Background: CSD’s are an integral component of the inpatient admission process. However, despite their importance, CSD’s are not performed during all admissions. Residents physicians, who are at the forefront of the admission process, are rarely given formal education in the proper way to conduct a CSD, a topic seldom taught in medical schools or residency training. Commonly cited obstacles to performing a CSD by residents include experiencing high levels of discomfort and lack of confidence or training. During many admissions, CSD’s are not even considered if the patient in question is not perceived to fit the “code status gestalt”, often reserving these discussions for the critically-ill. Furthermore, these discussions are usually not clearly documented in the electronic medical records (EMR), a problem increasingly more prevalent as hospitals transition their documentation into EMR.

Purpose: Determine if educating resident physicians using handouts and online videos will augment both the rate of CSD’s and their documentation in the EMR.

Description: Data were collected on the rate of CSD’s documented in EMR by Internal Medicine residents at Northshore University Hospital and Long Island Jewish Hospital, located in Manhasset, NY and Queens, NY respectively. Data were collected in two phases, pre and post intervention. The intervention being studied was the education of residents through the use of handouts and online videos recommended by the department of Palliative medicine on how to perform and document CSD’s.
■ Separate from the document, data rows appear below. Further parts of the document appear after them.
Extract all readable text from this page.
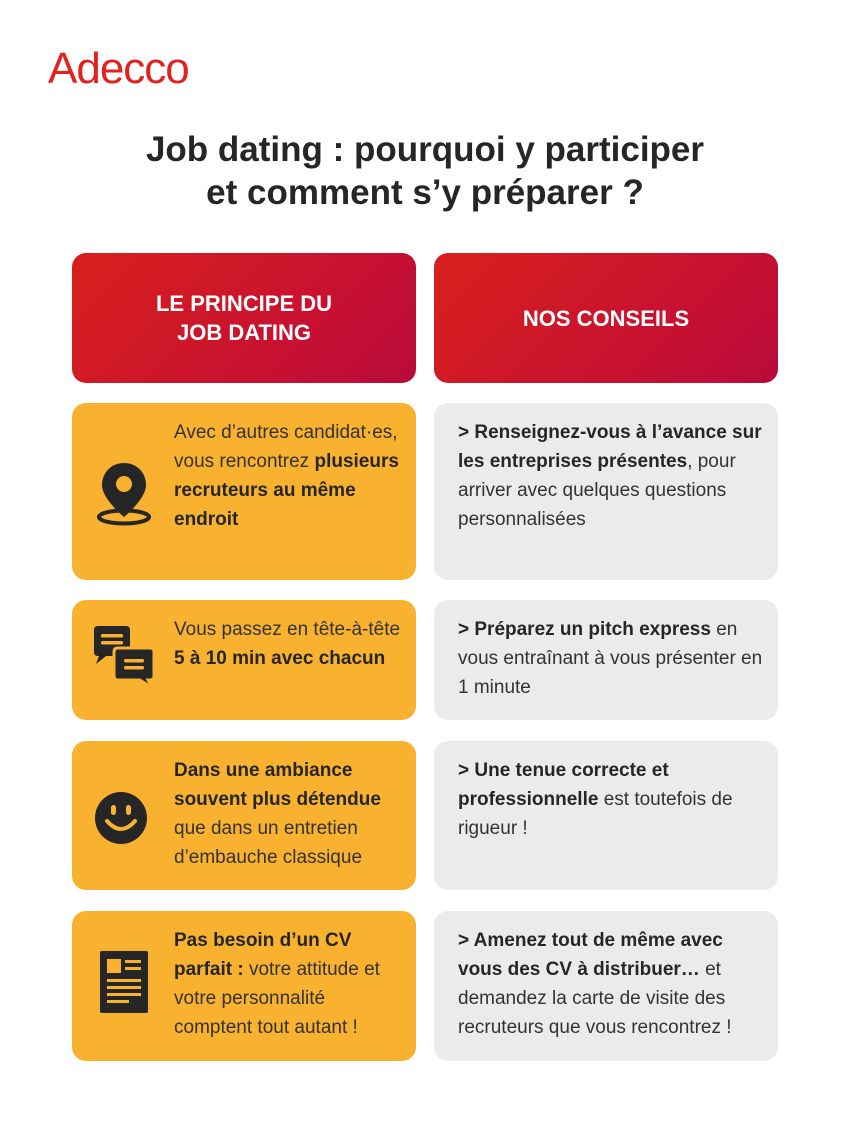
Adecco
Job dating : pourquoi y participer
et comment s’y préparer ?
LE PRINCIPE DU
JOB DATING
NOS CONSEILS
Avec d’autres candidat·es, vous rencontrez plusieurs recruteurs au même endroit
> Renseignez-vous à l’avance sur les entreprises présentes, pour arriver avec quelques questions personnalisées
Vous passez en tête-à-tête 5 à 10 min avec chacun
> Préparez un pitch express en vous entraînant à vous présenter en 1 minute
Dans une ambiance souvent plus détendue que dans un entretien d’embauche classique
> Une tenue correcte et professionnelle est toutefois de rigueur !
Pas besoin d’un CV parfait : votre attitude et votre personnalité comptent tout autant !
> Amenez tout de même avec vous des CV à distribuer… et demandez la carte de visite des recruteurs que vous rencontrez !
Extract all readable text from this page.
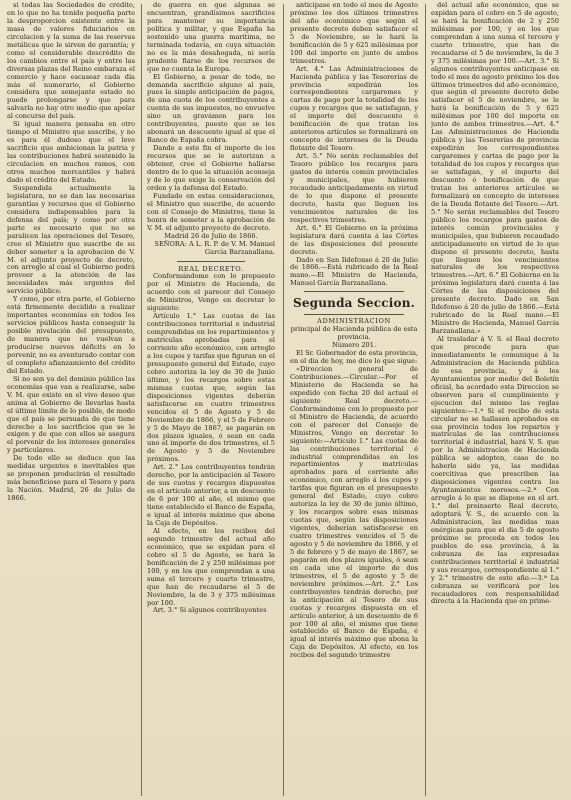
si todas las Sociedades de crédito, en lo que no ha tenido pequeña parte la desproporcion existente entre la masa de valores fiduciarios en circulacion y la suma de las reservas metálicas que le sirven de garantía; y como el considerable descrédito de los cambios entre el país y entre las diversas plazas del Reino embaraza el comercio y hace escasear cada día más el numerario, el Gobierno considera que semejante estado no puede prolongarse y que para salvarla no hay otro medio que apelar al concurso del país.

Si igual manera pensaba en otro tiempo el Ministro que suscribe, y no es para él dudoso que el leve sacrificio que ambicionan la patria y las contribuciones habrá sostenido la circulacion en muchos ramos, con otros muchos mercantiles y habrá dado el crédito del Estado.

Suspendida actualmente la legislatura, no se dan las necesarias garantías y recursos que el Gobierno considera indispensables para la defensa del país; y como por otra parte es necesario que no se paralicen las operaciones del Tesoro, cree el Ministro que suscribe de su deber someter a la aprobacion de V. M. el adjunto proyecto de decreto, con arreglo al cual el Gobierno podrá proveer a la atención de las necesidades más urgentes del servicio público.

Y como, por otra parte, el Gobierno está firmemente decidido a realizar importantes economías en todos los servicios públicos hasta conseguir la posible nivelación del presupuesto, de manera que no vuelvan a producirse nuevos déficits en lo porvenir, no es aventurado contar con el completo afianzamiento del crédito del Estado.

Si no son ya del dominio público las economías que van a realizarse, sabe V. M. que existe en el vivo deseo que anima al Gobierno de llevarlas hasta el último límite de lo posible, de modo que el país se persuada de que tiene derecho a los sacrificios que se le exigen y de que con ellos se asegura el porvenir de los intereses generales y particulares.

De todo ello se deduce que las medidas urgentes e inevitables que se proponen producirán el resultado más beneficioso para el Tesoro y para la Nación. Madrid, 26 de Julio de 1866.

de guerra en que algunas se encuentran, grandísimos sacrificios para mantener su importancia política y militar, y que España ha sostenido una guerra marítima, no terminada todavía, en cuya situación no es la más desahogada, ni sería prudente fiarse de los recursos de que no cuenta la Europa.

El Gobierno, a pesar de todo, no demanda sacrificio alguno al país, pues la simple anticipación de pagos, de una cuota de los contribuyentes a cuenta de sus impuestos, no envuelve sino un gravámen para los contribuyentes, puesto que se les abonará un descuento igual al que el Banco de España cobra.

Dando a este fin el importe de los recursos que se le autorizan a obtener, cree el Gobierno hallarse dentro de lo que la situación aconseja y de lo que exige la conservación del orden y la defensa del Estado.

Fundado en estas consideraciones, el Ministro que suscribe, de acuerdo con el Consejo de Ministros, tiene la honra de someter a la aprobación de V. M. el adjunto proyecto de decreto.

Madrid 26 de Julio de 1866.

SEÑORA: A L. R. P. de V. M. Manuel García Barzanallana.

REAL DECRETO.

Conformándome con lo propuesto por el Ministro de Hacienda, de acuerdo con el parecer del Consejo de Ministros, Vengo en decretar lo siguiente:

Artículo 1.° Las cuotas de las contribuciones territorial e industrial comprendidas en los repartimientos y matrículas aprobadas para el corriente año económico, con arreglo a los cupos y tarifas que figuran en el presupuesto general del Estado, cuyo cobro autoriza la ley de 30 de Junio último, y los recargos sobre estas mismas cuotas que, según las disposiciones vigentes deberán satisfacerse en cuatro trimestres vencidos el 5 de Agosto y 5 de Noviembre de 1866, y el 5 de Febrero y 5 de Mayo de 1867, se pagarán en dos plazos iguales, ó sean en cada uno el importe de dos trimestres, el 5 de Agosto y 5 de Noviembre próximos.

Art. 2.° Los contribuyentes tendrán derecho, por la anticipación al Tesoro de sus cuotas y recargos dispuestos en el artículo anterior, a un descuento de 6 por 100 al año, el mismo que tiene establecido el Banco de España, e igual al interés máximo que abona la Caja de Depósitos.

Al efecto, en los recibos del segundo trimestre del actual año económico, que se expidan para el cobro el 5 de Agosto, se hará la bonificación de 2 y 250 milésimas por 100, y en los que comprendan a una suma el tercero y cuarto trimestre, que han de recaudarse el 5 de Noviembre, la de 3 y 375 milésimas por 100.

Art. 3.° Si algunos contribuyentes

anticipase en todo el mes de Agosto próximo los dos últimos trimestres del año económico que según el presente decreto deben satisfacer el 5 de Noviembre, se le hará la bonificación de 5 y 625 milésimas por 100 del importe en junto de ambos trimestres.

Art. 4.° Las Administraciones de Hacienda pública y las Tesorerías de provincia expedirán los correspondientes cargaremes y cartas de pago por la totalidad de los cupos y recargos que se satisfagan, y el importe del descuento ó bonificación de que tratan los anteriores artículos se formalizará en concepto de intereses de la Deuda flotante del Tesoro.

Art. 5.° No serán reclamables del Tesoro público los recargos para gastos de interés común provinciales y municipales, que hubieren recaudado anticipadamente en virtud de lo que dispone el presente decreto, hasta que lleguen los vencimientos naturales de los respectivos trimestres.

Art. 6.° El Gobierno en la próxima legislatura dará cuenta á las Córtes de las disposiciones del presente decreto.

Dado en San Ildefonso á 20 de Julio de 1866.—Está rubricado de la Real mano.—El Ministro de Hacienda, Manuel García Barzanallana.

Segunda Seccion.

ADMINISTRACION

principal de Hacienda pública de esta provincia.

Número 201.

El Sr. Gobernador de esta provincia, en el dia de hoy, me dice lo que sigue:

«Direccion general de Contribuciones.—Circular.—Por el Ministerio de Hacienda se ha expedido con fecha 20 del actual el siguiente Real decreto.—Conformándome con lo propuesto por el Ministro de Hacienda, de acuerdo con el parecer del Consejo de Ministros, Vengo en decretar lo siguiente:—Artículo 1.° Las cuotas de las contribuciones territorial é industrial comprendidas en los repartimientos y matrículas aprobados para el corriente año económico, con arreglo á los cupos y tarifas que figuran en el presupuesto general del Estado, cuyo cobro autoriza la ley de 30 de junio último, y los recargos sobre esas mismas cuotas que, según las disposiciones vigentes, deberían satisfacerse en cuatro trimestres vencidos el 5 de agosto y 5 de noviembre de 1866, y el 5 de febrero y 5 de mayo de 1867, se pagarán en dos plazos iguales, ó sean en cada uno el importe de dos trimestres, el 5 de agosto y 5 de noviembre próximos.—Art. 2.° Los contribuyentes tendrán derecho, por la anticipación al Tesoro de sus cuotas y recargos dispuesta en el artículo anterior, á un descuento de 6 por 100 al año, el mismo que tiene establecido el Banco de España, é igual al interés máximo que abona la Caja de Depósitos. Al efecto, en los recibos del segundo trimestre

del actual año económico, que se expidan para el cobro en 5 de agosto, se hará la bonificación de 2 y 250 milésimas por 100, y en los que comprendan á una suma el tercero y cuarto trimestre, que han de recaudarse el 5 de noviembre, la de 3 y 375 milésimas por 100.—Art. 3.° Si algunos contribuyentes anticipase en todo el mes de agosto próximo los dos últimos trimestres del año económico, que según el presente decreto debe satisfacer el 5 de noviembre, se le hará la bonificación de 5 y 625 milésimas por 100 del importe en junto de ambos trimestres.—Art. 4.° Las Administraciones de Hacienda pública y las Tesorerías de provincia expedirán los correspondientes cargaremes y cartas de pago por la totalidad de los cupos y recargos que se satisfagan, y el importe del descuento ó bonificación de que tratan los anteriores artículos se formalizará en concepto de intereses de la Deuda flotante del Tesoro.—Art. 5.° No serán reclamables del Tesoro público los recargos para gastos de interés común provinciales y municipales, que hubieren recaudado anticipadamente en virtud de lo que dispone el presente decreto, hasta que lleguen los vencimientos naturales de los respectivos trimestres.—Art. 6.° El Gobierno en la próxima legislatura dará cuenta á las Córtes de las disposiciones del presente decreto. Dado en San Ildefonso á 20 de julio de 1866.—Está rubricado de la Real mano.—El Ministro de Hacienda, Manuel García Barzanallana.»

Al trasladar á V. S. el Real decreto que precede para que inmediatamente le comunique á la Administracion de Hacienda pública de esa provincia, y á los Ayuntamientos por medio del Boletín oficial, ha acordado esta Direccion se observen para el cumplimiento y ejecucion del mismo las reglas siguientes:—1.ª Si el recibo de esta circular no se hallasen aprobados en esa provincia todos los repartos y matrículas de las contribuciones territorial é industrial, hará V. S. que por la Administracion de Hacienda pública se adopten, caso de no haberlo sido ya, las medidas coercitivas que prescriben las disposiciones vigentes contra los Ayuntamientos morosos.—2.ª Con arreglo á lo que se dispone en el art. 1.° del preinserto Real decreto, adoptará V. S., de acuerdo con la Administracion, las medidas mas enérgicas para que el dia 5 de agosto próximo se proceda en todos los pueblos de esa provincia, á la cobranza de las expresadas contribuciones territorial é industrial y sus recargos, correspondiente al 1.° y 2.° trimestre de este año.—3.ª La cobranza se verificará por los recaudadores con responsabilidad directa á la Hacienda que en prime-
The pre-intervention phase entailed a 2 week period where the rate of CSD’s, as documented in EMR, were collected. Once baseline data were acquired in the initial pre-intervention phase, educational materials were distributed to the residents, whose CSD documentation was collected over the following 4 weeks (post-interventional phase). The data collected from both phases through EMR review were compared using a Fishers exact test.

A total of 111 patients were involved in the project with 53 patients in the pre-intervention group and 58 patients in the post-intervention group. Of the pre-intervention group, 5/53 (9.4%) patients had CSD documentation, consistent with the national average, compared to 13/58 (22.4%) patients in the post-intervention group. There was a trend toward increased rates of CSD’s documentation in the post-intervention group, although it did not meet statistical significance (P= 0.075).

Conclusions: The utilization of educational online videos and handouts improved, but did not significantly increase the rate of CSD’s in this limited study. The most commonly cited reasons by residents for not conducting a CSD were time constraints (80%), personal discomfort (47%) and lack of training (42%). Further investigations are warranted to better understand the obstacles to conducting and documenting CSD’s. This study highlights the need to further explore the effect of resident education on not only the rates but also the quality of CSD’s. Future studies may investigate different teaching models and identify whether certain patient populations may benefit from the development of a standardized script for discussing code status.